Bu konunun gündeme geldiği “samimi” ortamlarda diyorum ki:

“Birbirimize dua edelim.

Yanlış olduğunu düşündüğümüz şeyler varsa, önce kendimizin yanılabileceğini varsayalım, yanlış olduğuna kanaat getirmişsek, yanıbaşımızda yürüyen ‘Dostlarımız’ın onlardan kurtulmaları için de dua edelim.

Yargılayıp dışlamak, onların yüreklerindeki aşkı teşhis edip yollarını kesmek isteyenler gibi üzerlerine çullanmak yerine, bu zor dünyadaki yürüyüşlerinde ayaklarının sürçmemesi için, yanlışlıklara mahkûm edilmemeleri için, gayretlerinin, her safhada ana mecradan kopmaması için dua edelim.

Kardeşin kardeşe duasının önemini düşünelim.

Güvenimizi koruyalım.

Onların, hiçbir şey karşılığında ebedi geleceklerini heba etmek gibi bir yola girmeyeceklerini dikkate alalım.

Bir Müslümanın pergelin sabit ayağına dikkat ederek ufuklarda dolaşmasının, hizmet ufkunu genişletebileceğine dair olumlu düşünceler besleyelim.

Üzerlerini hiçbir biçimde çizmemeyi bir kardeşlik vecibesi sayalım.

Hata gibi gördüğümüz şeylerin bazan kişisel yanlışlıklardan kaynaklanabileceğini, o sebeple, bütün yürüyüşü mahkûm etmemek gerektiğini düşünelim.

Kaderin Firavun sarayında Musa’lar yetiştirebileceğini dikkate alalım.

Bazan aynı davranışın iki taraflı düşmanlık çekebileceğini hesaba katalım.

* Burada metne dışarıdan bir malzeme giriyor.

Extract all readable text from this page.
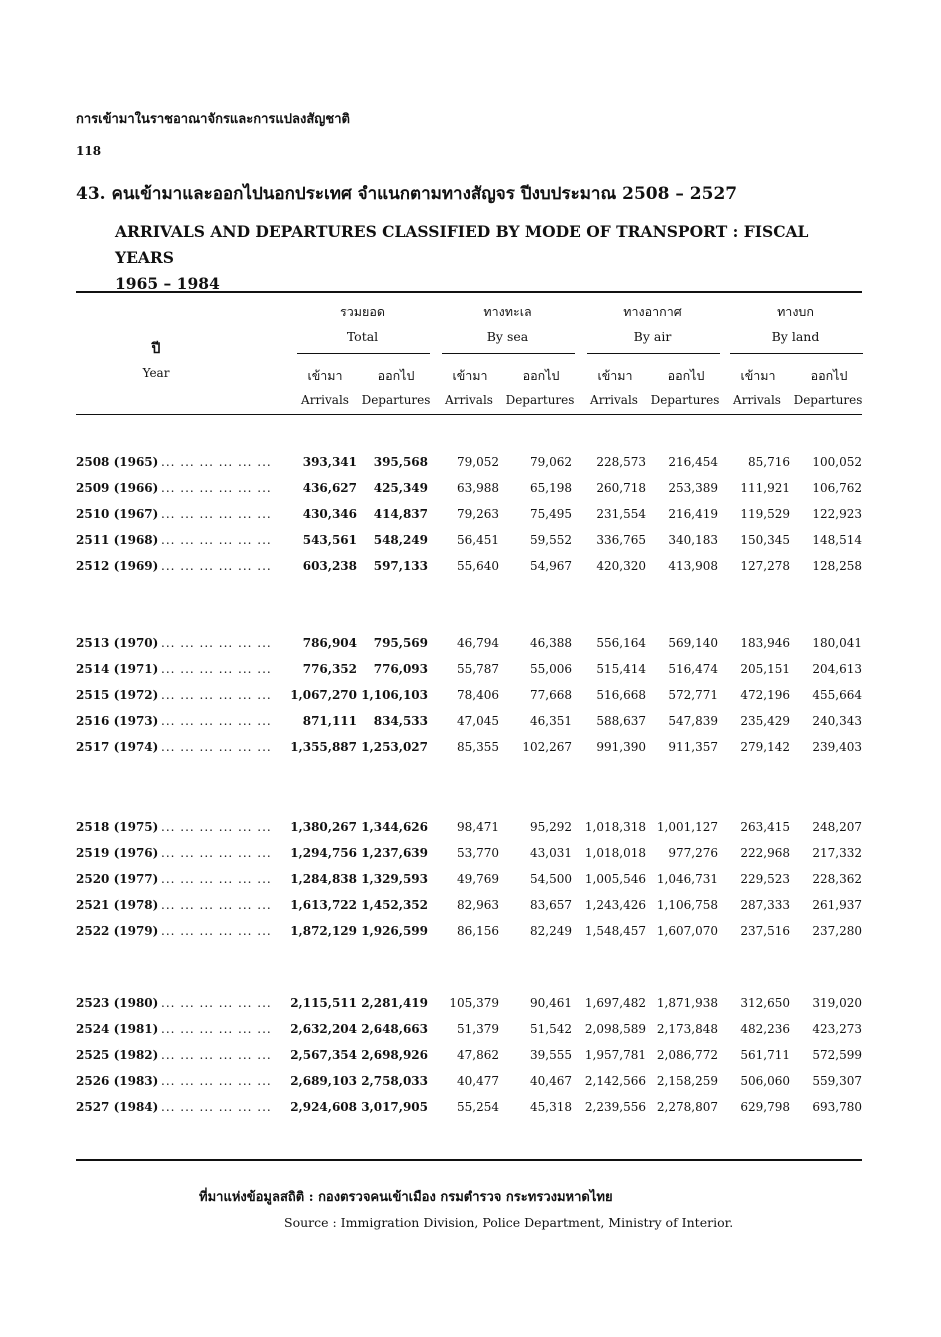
การเข้ามาในราชอาณาจักรและการแปลงสัญชาติ
118
43. คนเข้ามาและออกไปนอกประเทศ จำแนกตามทางสัญจร ปีงบประมาณ 2508 – 2527
ARRIVALS AND DEPARTURES CLASSIFIED BY MODE OF TRANSPORT : FISCAL YEARS
1965 – 1984
ปี
Year
รวมยอด
Total
ทางทะเล
By sea
ทางอากาศ
By air
ทางบก
By land
เข้ามา	ออกไป	เข้ามา	ออกไป	เข้ามา	ออกไป	เข้ามา	ออกไป
Arrivals	Departures	Arrivals	Departures	Arrivals	Departures	Arrivals	Departures
2508 (1965) ... ... ... ... ... ...	393,341 395,568 79,052	79,062 228,573 216,454	85,716 100,052
2509 (1966) ... ... ... ... ... ...	436,627 425,349 63,988	65,198 260,718 253,389 111,921 106,762
2510 (1967) ... ... ... ... ... ...	430,346 414,837 79,263	75,495 231,554 216,419 119,529 122,923
2511 (1968) ... ... ... ... ... ...	543,561 548,249 56,451	59,552 336,765 340,183 150,345 148,514
2512 (1969) ... ... ... ... ... ...	603,238 597,133 55,640	54,967 420,320 413,908 127,278 128,258
2513 (1970) ... ... ... ... ... ...	786,904 795,569 46,794	46,388 556,164 569,140 183,946 180,041
2514 (1971) ... ... ... ... ... ...	776,352 776,093 55,787	55,006 515,414 516,474 205,151 204,613
2515 (1972) ... ... ... ... ... ... 1,067,270 1,106,103 78,406	77,668 516,668 572,771 472,196 455,664
2516 (1973) ... ... ... ... ... ...	871,111 834,533 47,045	46,351 588,637 547,839 235,429 240,343
2517 (1974) ... ... ... ... ... ... 1,355,887 1,253,027 85,355 102,267 991,390 911,357 279,142 239,403
2518 (1975) ... ... ... ... ... ... 1,380,267 1,344,626 98,471	95,292 1,018,318 1,001,127 263,415 248,207
2519 (1976) ... ... ... ... ... ... 1,294,756 1,237,639 53,770	43,031 1,018,018 977,276 222,968 217,332
2520 (1977) ... ... ... ... ... ... 1,284,838 1,329,593 49,769	54,500 1,005,546 1,046,731 229,523 228,362
2521 (1978) ... ... ... ... ... ... 1,613,722 1,452,352 82,963	83,657 1,243,426 1,106,758 287,333 261,937
2522 (1979) ... ... ... ... ... ... 1,872,129 1,926,599 86,156	82,249 1,548,457 1,607,070 237,516 237,280
2523 (1980) ... ... ... ... ... ... 2,115,511 2,281,419 105,379	90,461 1,697,482 1,871,938 312,650 319,020
2524 (1981) ... ... ... ... ... ... 2,632,204 2,648,663 51,379	51,542 2,098,589 2,173,848 482,236 423,273
2525 (1982) ... ... ... ... ... ... 2,567,354 2,698,926 47,862	39,555 1,957,781 2,086,772 561,711 572,599
2526 (1983) ... ... ... ... ... ... 2,689,103 2,758,033 40,477	40,467 2,142,566 2,158,259 506,060 559,307
2527 (1984) ... ... ... ... ... ... 2,924,608 3,017,905 55,254	45,318 2,239,556 2,278,807 629,798 693,780
ที่มาแห่งข้อมูลสถิติ : กองตรวจคนเข้าเมือง กรมตำรวจ กระทรวงมหาดไทย
Source : Immigration Division, Police Department, Ministry of Interior.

Davranışlarımızın, İslam karşıtlarının tüm İslami hizmetleri yok etme hesabı ile bütünleşmemesine itina edelim.”

Evet, bunları söylüyorum.

Ama içimde oluşan his, “Birbirimiz için duanın henüz yeterince gündemimize girmediği” şeklinde...

Bazan ‘Grup nefsi’nin önümüzü kestiği şeklinde...

Bazan “Kul hakkı” kavramını yeterince özümsemediğimiz, bunun “Hizmet gruplarının hakkı” çerçevesinde algılanmadığı şeklinde...

Bazan kolay yargıladığımız, kolay dışladığımız şeklinde...


Bazan, ‘Hizmet’i kendi küçük alanlarımızla sınırlı gördüğümüz, küçük alanlarımızdaki “Hürriyet” şartlarının, ülke hatta dünya ölçeğinde de var olduğunu zannettiğimiz, yani küresel şartları yeterince dikkate almadığımız şeklinde...

“Hizmet” çerçevemiz büyüdükçe, sözümüzün selameti için kendimize savunulabilir alanlar bulmak için özel diller geliştirmek gerektiğini aklımıza getirmediğimiz şeklinde...

Hatta bazan söylediğimiz sözün yarın Yüce Huzur’da “savunulabilir” olup olmadığını dikkate almadığımız şeklinde...

Bazan paralel sözlerin, aynı kaygılardan kaynaklanmayabileceğini, hatta paralelinde duranların da bir gün, hedef haline gelebileceğini unuttuğumuz şeklinde...

Bunu biraz açmam lazım:

Fethullah Hoca merkezli oluşum, birbiriyle inanç, düşünce, misyon itibariyle hiç de buluşmayan çevrelerin müştereken taarruzuna maruz kalmaktadır. Burada bir gariplik olduğu açıktır. Öyle ki, bugüne kadar hiçbir İslami hassasiyeti bulunmayan, aksine hemen her İslami oluşumu boğmayı ana misyon olarak seçen muhitler, İslam adına yargılarda bulunmaya kalkıyorlarsa ve sırf bir oluşumu boğmak için bizimle el ele tutuşma noktasına geliyorlarsa, kimlerle el ele tutuştuğumuza ve ellerimizin kirlenip kirlenmediğine dikkat etmemiz gerekiyor.

Bazan düşünüyorum, diyelim Fethullah Hocaefendi ile ilgili söylediklerimiz yarın önümüze koca koca dosyalar halinde çıkacak ve biz, onların içini dünyada söylediklerimizle dolduramayacağız. İnsanlarımıza çektirilen acıları anlamamak bir yana bir de üzerlerine olumsuz yargılarla giden dostlar gerçeği, ebedi âlemde nasıl görünür acaba?

Diyorum ki, her davranışımız için kendi içimize özenle bakmalıyız. Belki daha da çok, yanımızı yöremizi yargılamak yerine, kendi hizmet çerçevemizi büyütmek için çaba göstermeliyiz. Çünkü dünya, her birimizin gecelerini uykusuz geçireceği kadar büyük ve İslam’ın sesine muhtaç. Birbirimizi değerlendirmeyi bile birbirimizin hayırlı hizmetlerini beslemek, geliştirmek anlamında görebilirsek çok daha isabetli bir noktada bulunuruz, kanaatindeyim.